Como a regra cá no Brasil é termos uma imaginação pobre, a explicação simplória das ideologias parece explicar e abarcar toda a realidade na medida mesma em que nós mesmos somos simplórios.

Em vez, portanto, de haver Abertura, ocorre ainda OUTRO fechamento. Primeiro, a inteligência é incapaz de descompactar e interpretar a linguagem básica; depois, com a palhaçada do “pensamento crítico” a imaginação vai-se atrofiando, e o indivíduo fica cada vez mais impossibilidade de perceber quaisquer dificuldades. Por último, vem a linguagem ideológica com uma explicação simplória e fecha o círculo vicioso: justamente por ser simplório, o sujeito engole uma explicação simplória e acha que é seu dever arrastar as pessoas para a luz de suas três frases. É o louco tentando ensinar o são; o cego guiando os que enxergam perfeitamente bem. Aí está porque tantos entram na faculdade e saem de lá meio pancadas da cabeça. Despejar um monte de fórmulas prontas e referenciais teóricos na cabeça de pessoas com o imaginário pobre e a linguagem capenga irá deixa-las LOUCAS.

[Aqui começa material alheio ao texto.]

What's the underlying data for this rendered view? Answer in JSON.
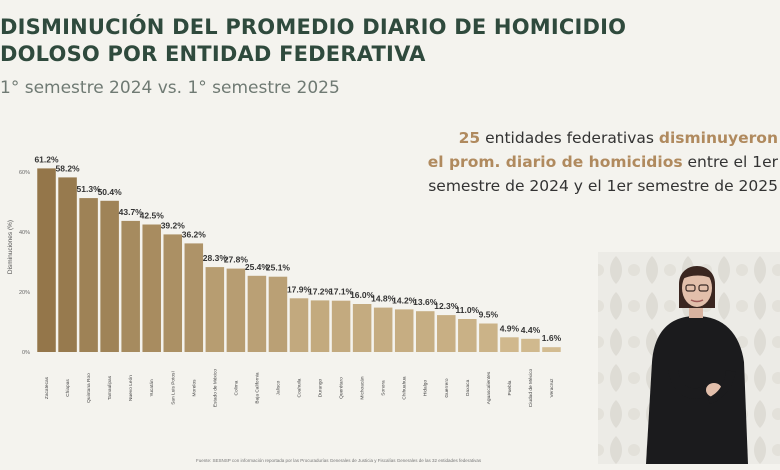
{
  "header": {
    "title_line1": "DISMINUCIÓN DEL PROMEDIO DIARIO DE HOMICIDIO",
    "title_line2": "DOLOSO POR ENTIDAD FEDERATIVA",
    "subtitle": "1° semestre 2024 vs. 1° semestre 2025"
  },
  "callout": {
    "count": "25",
    "line1_rest": " entidades federativas ",
    "verb": "disminuyeron",
    "line2_hl": "el prom. diario de homicidios",
    "line2_rest": " entre el 1er",
    "line3": "semestre de 2024 y el 1er semestre de 2025"
  },
  "source_note": "Fuente: SESNSP con información reportada por las Procuradurías Generales de Justicia y Fiscalías Generales de las 32 entidades federativas",
  "colors": {
    "bar_dark": "#94764a",
    "bar_light": "#d3bc91",
    "title": "#2f4a3d",
    "accent": "#b08a5e"
  },
  "chart_data": {
    "type": "bar",
    "ylabel": "Disminuciones (%)",
    "ylim": [
      0,
      70
    ],
    "yticks": [
      0,
      20,
      40,
      60
    ],
    "ytick_labels": [
      "0%",
      "20%",
      "40%",
      "60%"
    ],
    "grid": false,
    "categories": [
      "Zacatecas",
      "Chiapas",
      "Quintana Roo",
      "Tamaulipas",
      "Nuevo León",
      "Yucatán",
      "San Luis Potosí",
      "Morelos",
      "Estado de México",
      "Colima",
      "Baja California",
      "Jalisco",
      "Coahuila",
      "Durango",
      "Querétaro",
      "Michoacán",
      "Sonora",
      "Chihuahua",
      "Hidalgo",
      "Guerrero",
      "Oaxaca",
      "Aguascalientes",
      "Puebla",
      "Ciudad de México",
      "Veracruz"
    ],
    "values": [
      61.2,
      58.2,
      51.3,
      50.4,
      43.7,
      42.5,
      39.2,
      36.2,
      28.3,
      27.8,
      25.4,
      25.1,
      17.9,
      17.2,
      17.1,
      16.0,
      14.8,
      14.2,
      13.6,
      12.3,
      11.0,
      9.5,
      4.9,
      4.4,
      1.6
    ],
    "value_labels": [
      "61.2%",
      "58.2%",
      "51.3%",
      "50.4%",
      "43.7%",
      "42.5%",
      "39.2%",
      "36.2%",
      "28.3%",
      "27.8%",
      "25.4%",
      "25.1%",
      "17.9%",
      "17.2%",
      "17.1%",
      "16.0%",
      "14.8%",
      "14.2%",
      "13.6%",
      "12.3%",
      "11.0%",
      "9.5%",
      "4.9%",
      "4.4%",
      "1.6%"
    ]
  }
}
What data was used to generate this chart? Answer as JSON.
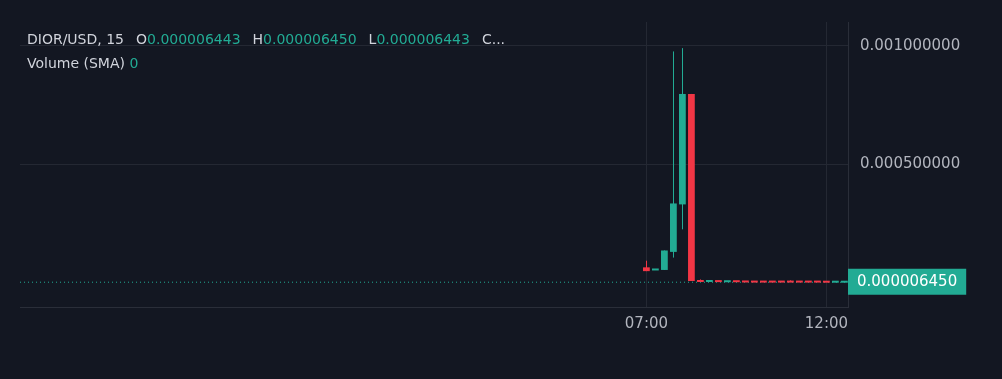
{
  "chart_data": {
    "type": "candlestick",
    "title": "DIOR/USD, 15",
    "annotations": [
      "O0.000006443",
      "H0.000006450",
      "L0.000006443",
      "C...",
      "Volume (SMA) 0"
    ],
    "x": [
      7,
      7.25,
      7.5,
      7.75,
      8,
      8.25,
      8.5,
      8.75,
      9,
      9.25,
      9.5,
      9.75,
      10,
      10.25,
      10.5,
      10.75,
      11,
      11.25,
      11.5,
      11.75,
      12,
      12.25,
      12.5
    ],
    "ohlc": [
      [
        6.7e-05,
        9.5e-05,
        5.1e-05,
        5.1e-05
      ],
      [
        5.8e-05,
        5.8e-05,
        5.8e-05,
        5.8e-05
      ],
      [
        5.6e-05,
        0.000138,
        5.6e-05,
        0.000138
      ],
      [
        0.000132,
        0.000976,
        0.000108,
        0.000336
      ],
      [
        0.000332,
        0.00099,
        0.000227,
        0.000797
      ],
      [
        0.000797,
        0.000797,
        1e-05,
        1e-05
      ],
      [
        1e-05,
        1.6e-05,
        9e-06,
        9e-06
      ],
      [
        9e-06,
        1e-05,
        8e-06,
        1e-05
      ],
      [
        1e-05,
        1e-05,
        8e-06,
        8e-06
      ],
      [
        8e-06,
        9e-06,
        8e-06,
        9e-06
      ],
      [
        9e-06,
        9e-06,
        8e-06,
        8e-06
      ],
      [
        8e-06,
        8e-06,
        7e-06,
        7e-06
      ],
      [
        7e-06,
        8e-06,
        7e-06,
        7e-06
      ],
      [
        7e-06,
        7e-06,
        7e-06,
        7e-06
      ],
      [
        7e-06,
        7e-06,
        7e-06,
        7e-06
      ],
      [
        7e-06,
        7e-06,
        7e-06,
        7e-06
      ],
      [
        7e-06,
        1.2e-05,
        7e-06,
        7e-06
      ],
      [
        7e-06,
        7e-06,
        7e-06,
        7e-06
      ],
      [
        7e-06,
        7e-06,
        7e-06,
        7e-06
      ],
      [
        7e-06,
        7e-06,
        7e-06,
        7e-06
      ],
      [
        7e-06,
        7e-06,
        6e-06,
        6e-06
      ],
      [
        6e-06,
        7e-06,
        6e-06,
        7e-06
      ],
      [
        6.443e-06,
        6.45e-06,
        6.443e-06,
        6.45e-06
      ]
    ],
    "colors": [
      "#f23645",
      "#22ab94",
      "#22ab94",
      "#22ab94",
      "#22ab94",
      "#f23645",
      "#f23645",
      "#22ab94",
      "#f23645",
      "#22ab94",
      "#f23645",
      "#f23645",
      "#f23645",
      "#f23645",
      "#f23645",
      "#f23645",
      "#f23645",
      "#f23645",
      "#f23645",
      "#f23645",
      "#f23645",
      "#22ab94",
      "#22ab94"
    ],
    "xlim": [
      -10.4,
      12.6
    ],
    "xticks": [
      {
        "value": 7,
        "label": "07:00"
      },
      {
        "value": 12,
        "label": "12:00"
      }
    ],
    "ylim": [
      -0.0001,
      0.0011
    ],
    "yticks": [
      {
        "value": 0.0005,
        "label": "0.000500000"
      },
      {
        "value": 0.001,
        "label": "0.001000000"
      }
    ],
    "ref_lines": [
      {
        "axis": "y",
        "value": 6.45e-06,
        "label": "0.000006450",
        "color": "#22ab94",
        "line_style": "dotted"
      }
    ],
    "grid": true
  }
}
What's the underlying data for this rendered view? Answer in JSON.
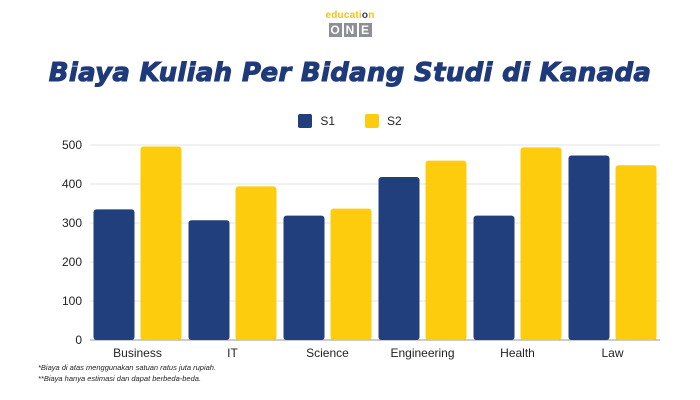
{
  "brand": {
    "logo_top": "educati",
    "logo_o": "o",
    "logo_end": "n",
    "logo_letters": [
      "O",
      "N",
      "E"
    ]
  },
  "colors": {
    "s1": "#213f7d",
    "s2": "#fdcc0d",
    "grid": "#e3e3e3",
    "axis": "#9a9a9a",
    "title": "#1f3a7a"
  },
  "chart_data": {
    "type": "bar",
    "title": "Biaya Kuliah Per Bidang Studi di Kanada",
    "categories": [
      "Business",
      "IT",
      "Science",
      "Engineering",
      "Health",
      "Law"
    ],
    "series": [
      {
        "name": "S1",
        "values": [
          335,
          307,
          319,
          418,
          319,
          473
        ]
      },
      {
        "name": "S2",
        "values": [
          496,
          394,
          337,
          460,
          494,
          448
        ]
      }
    ],
    "ylim": [
      0,
      500
    ],
    "yticks": [
      0,
      100,
      200,
      300,
      400,
      500
    ],
    "grid": true,
    "legend": "top-center",
    "xlabel": "",
    "ylabel": ""
  },
  "notes": [
    "*Biaya di atas menggunakan satuan ratus juta rupiah.",
    "**Biaya hanya estimasi dan dapat berbeda-beda."
  ]
}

MAS E A COMUNICAÇÃO? Dito tudo isso, não lhe soará um exagero eu dizer que não houve comunicação entre a moça que escreveu o post e sua leitora. A não ser que você tenha alguma base literária e certa bagagem imaginativa, além de uma ideia mínima de quais são as possibilidades, os mecanismos e os recursos da língua, as incompreensões só aumentarão. De um lado, a incapacidade verbal reduz o horizonte de consciência; por outro, o horizonte de consciência mirrado reduz as complexidades e torna tudo falsamente claro para o ignorante. Daí que os debates na internet sejam, quase sempre, completa perda de tempo. Daí que haja tanta raiva espumante e os textos enormes nunca esclareçam coisa nenhuma. É mais do que má-fé ou patifaria: é uma crise linguística. Nos próximos dois capítulos, hei de abordar conceitualmente a linguagem ideológica.

AULA 11

TEMA:

A LINGUAGEM IDEOLÓGICA II

Vimos, no capítulo anterior, um exemplo do estreitamento mental, moral e imaginativo que nos impõe a linguagem ideológica. Agora, com a ajuda de dois artigos magistrais do prof. Olavo de Carvalho, ambos presentes em seu “O Mínimo que Você Precisa Saber para Não Ser um Idiota”, iremos abordar mais a fundo os mecanismos internos da linguagem ideológica. O primeiro artigo, do qual nos ocuparemos aqui, chama-se “Longa Noite”, e está na página 431 do referido livro. Hei de colocar alguns trechos seus e comentá-los logo em seguida. O livro começa assim: “Se há uma coisa que, quanto mais você perde, menos sente fala, é a inteligência. Uso a palavra não no sentido vulgar de habilidadezinhas mensuráveis, mas no de percepção da realidade. Quanto menos você percebe, menos percebe que não percebe”.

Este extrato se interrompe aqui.